Tissues were handed out to a dozen relatives of Pierson, who died last Easter, three weeks after being shot by a gun McCall smuggled out of his aunt's North Philadelphia home. Seated a few feet away in the gallery last Thursday were a half-dozen McCalls. No olive branches were extended; not a word was exchanged.
Defense attorney David Nenner pushed for the immediate release of the boy who, with five friends, took a loaded gun to a "white neighborhood" to play a game called "Who Can Catch the Most Bodies." The other kids flipped, but a jury found McCall not guilty of murder, after all, and he's already served a year and a half.
But prosecutor Carmen Lineberger pleaded with Judge Carolyn Engel Temin to put the kid away for more than a decade on the weapons offenses; he's been "smirking and smiling" the whole trial and, regardless of the verdict, the slaying left a neighborhood on racial edge.
McCall, who took the Fifth during trial, then stammered through an apology that felt scripted, with little sincerity, before Engel sent him off for three to eight years. Considering he could be in a six-month boot camp by summer, "he knows it could've been a lot worse," Nenner said in the elevator after Engel wrongfully denied a request for restitution from a Pierson family that can't afford a headstone.
The victim's relatives and friends soon gathered outside, still angry but somewhat relieved that their regular trips to the CJC were finally over. "Six kids were involved and nobody is going to be charged with the murder," said a frustrated uncle. "But it's OK. He'll have his day. Every dog does."

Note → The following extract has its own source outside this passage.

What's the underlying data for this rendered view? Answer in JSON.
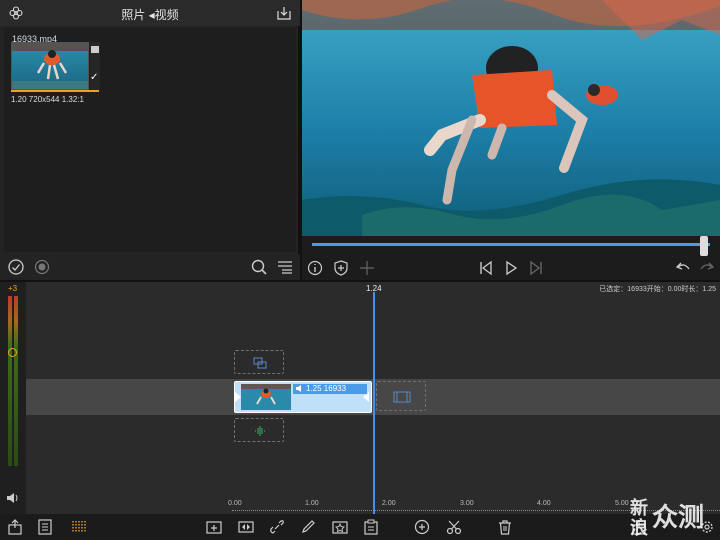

The McCalls then breezed through the revolving door. One aunt, who scoffed while Patty testified, threw her hands out wide, yelled "Cheese!" and offered a Daily News photographer an ear-to-ear grin. Then, after McCall's sister yelled, "Free my brother!" they walked off toward City Hall laughing, smiling and yelling back at the CJC through the rain.
A few minutes later, Patty was asked where she wanted to go. "To Robert's grave," she said.